In subtropical preserve ecosystems, natural factors combined with anthropogenic activities have led to significant seasonal changes, including distinct dry and rainy seasons. These changes can potentially impact soil health indicators, which are keystone properties that control ecosystem services across terrestrial landscapes. Few studies have evaluated the impact of seasonal changes on soil health within non-agronomic landscapes, such as preserves. As part of this study, we collected topsoil samples (0-15 cm) from twenty-three land cover types within a 109 km² preserve in central Florida during two different seasons (dry and wet) to advance the understanding of how soil health responds to seasonal changes and to explore the environmental factors controlling soil health within non-agronomic landscapes.
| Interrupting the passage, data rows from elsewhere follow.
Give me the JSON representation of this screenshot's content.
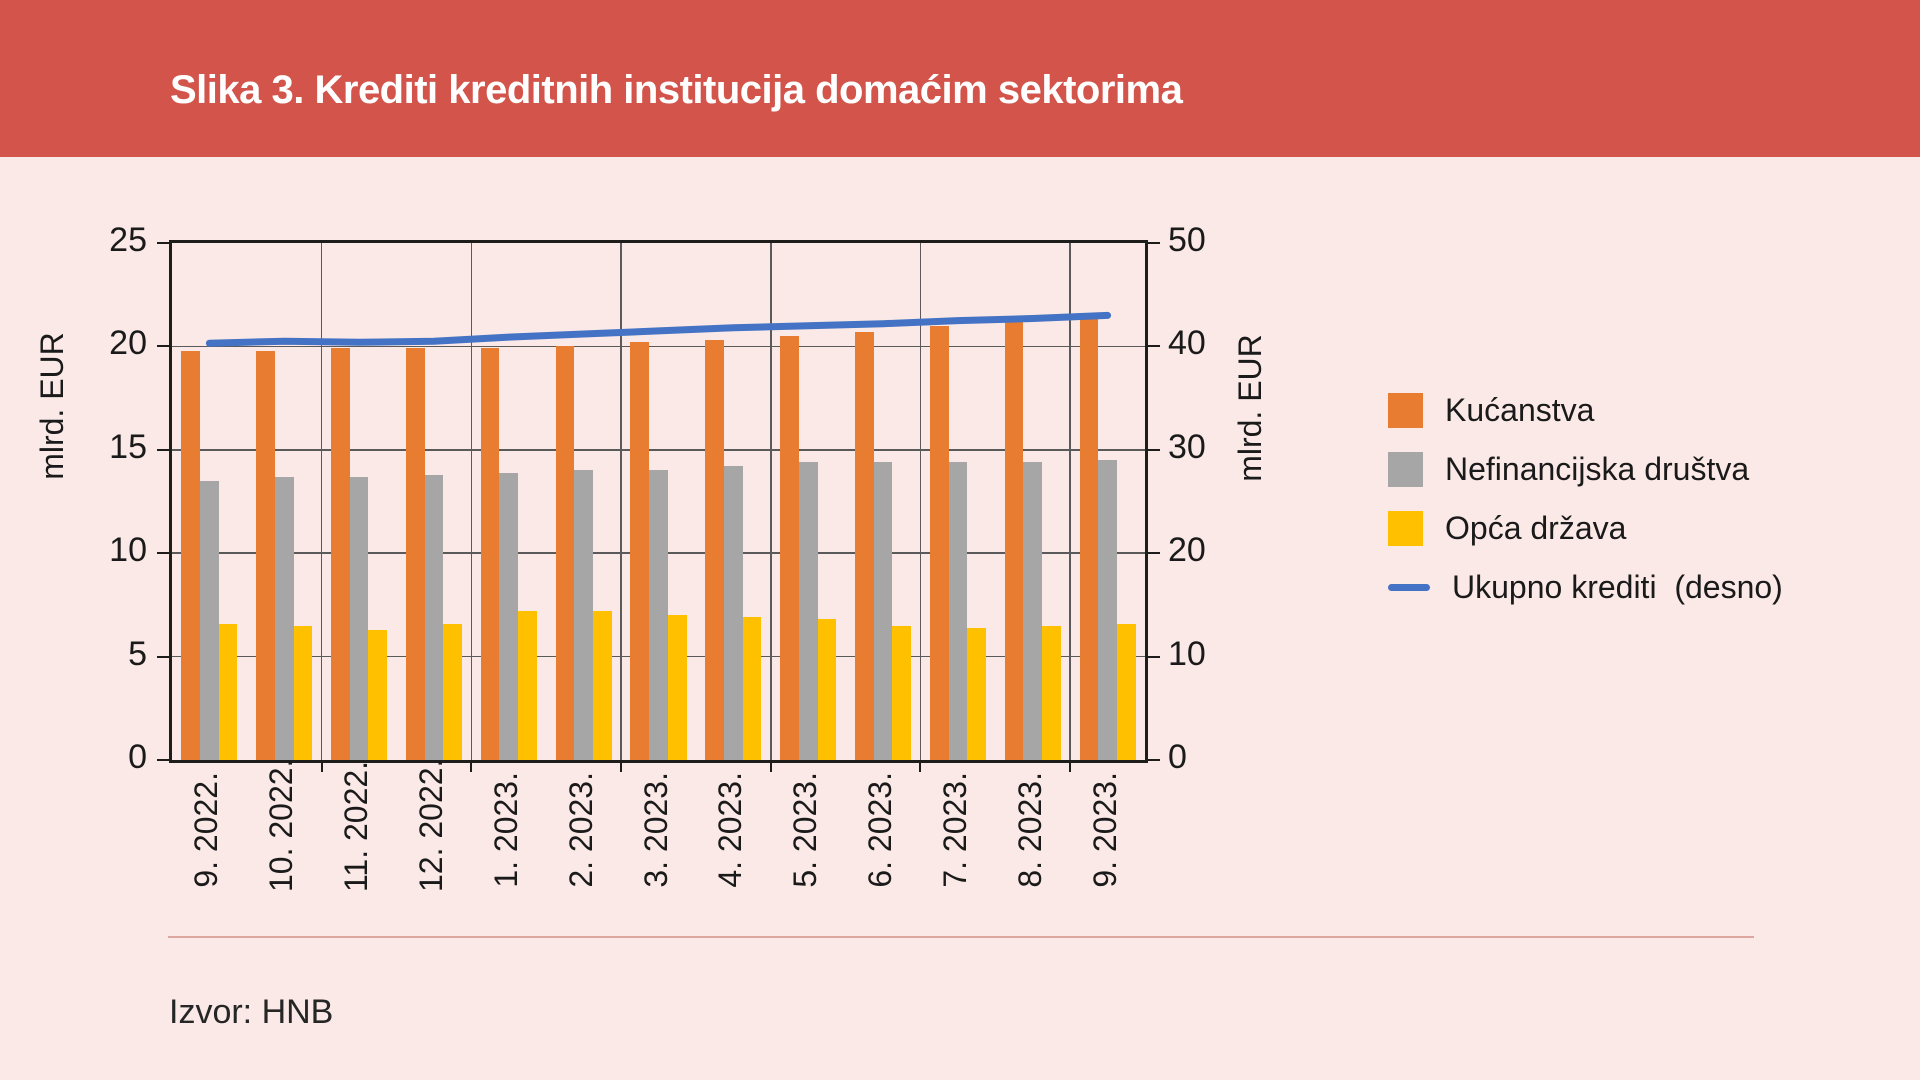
{
  "header": {
    "title": "Slika 3. Krediti kreditnih institucija domaćim sektorima"
  },
  "source": {
    "label": "Izvor: HNB"
  },
  "colors": {
    "header_bg": "#d2544a",
    "page_bg": "#fae9e6",
    "grid": "#5a5a5a",
    "plot_border": "#1d1d1b",
    "separator": "#dca79e"
  },
  "chart_data": {
    "type": "bar",
    "title": "Slika 3. Krediti kreditnih institucija domaćim sektorima",
    "categories": [
      "9. 2022.",
      "10. 2022.",
      "11. 2022.",
      "12. 2022.",
      "1. 2023.",
      "2. 2023.",
      "3. 2023.",
      "4. 2023.",
      "5. 2023.",
      "6. 2023.",
      "7. 2023.",
      "8. 2023.",
      "9. 2023."
    ],
    "series": [
      {
        "name": "Kućanstva",
        "type": "bar",
        "axis": "left",
        "color": "#e87d31",
        "values": [
          19.8,
          19.8,
          19.9,
          19.9,
          19.9,
          20.0,
          20.2,
          20.3,
          20.5,
          20.7,
          21.0,
          21.2,
          21.4
        ]
      },
      {
        "name": "Nefinancijska društva",
        "type": "bar",
        "axis": "left",
        "color": "#a6a6a6",
        "values": [
          13.5,
          13.7,
          13.7,
          13.8,
          13.9,
          14.0,
          14.0,
          14.2,
          14.4,
          14.4,
          14.4,
          14.4,
          14.5
        ]
      },
      {
        "name": "Opća država",
        "type": "bar",
        "axis": "left",
        "color": "#ffc000",
        "values": [
          6.6,
          6.5,
          6.3,
          6.6,
          7.2,
          7.2,
          7.0,
          6.9,
          6.8,
          6.5,
          6.4,
          6.5,
          6.6
        ]
      },
      {
        "name": "Ukupno krediti  (desno)",
        "type": "line",
        "axis": "right",
        "color": "#4472c4",
        "values": [
          40.3,
          40.5,
          40.4,
          40.5,
          40.9,
          41.2,
          41.5,
          41.8,
          42.0,
          42.2,
          42.5,
          42.7,
          43.0
        ]
      }
    ],
    "left_axis": {
      "label": "mlrd. EUR",
      "min": 0,
      "max": 25,
      "ticks": [
        0,
        5,
        10,
        15,
        20,
        25
      ]
    },
    "right_axis": {
      "label": "mlrd. EUR",
      "min": 0,
      "max": 50,
      "ticks": [
        0,
        10,
        20,
        30,
        40,
        50
      ]
    },
    "grid": true,
    "legend_position": "right",
    "vertical_grid_every_n_categories": 2
  }
}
Ten soil indicators were analyzed and incorporated into the total dataset (TDS). From the TDS, a minimum dataset was derived using Principal Component Analysis, which was then used to calculate the Soil Health Index (SHI) for soil health assessment. Our findings showed that changes in soil indicators, their relationships, and the SHI across seasons depend on land cover type. Based on soil health classification grades, soil health status either improved, declined, or remained constant between seasons, depending on land cover type. The regression analysis of eight selected environmental factors, such as soil profile moisture (SPM), surface soil wetness (SSW), precipitation (P), soil temperature (T), elevation (El), slope gradient (S), global horizontal irradiance (GHI) and surface albedo (ALB), showed that only slope gradient significantly explains variations in SHI during wet season, whereas other environmental factors do not show significant explanatory power for SHI variations in either dry or wet season. These findings highlight the dominant influence of slope gradient on soil health within non-agronomic landscapes, while indicating that other evaluated environmental factors may have limited relevance in this context. Furthermore, the non-significant findings among soil indicators across seasons may be attributed to the study's small sample size (i.e., three replications), a limitation stemming from constrained funding. This highlights the importance of future research incorporating larger sample size to validate the findings of this study.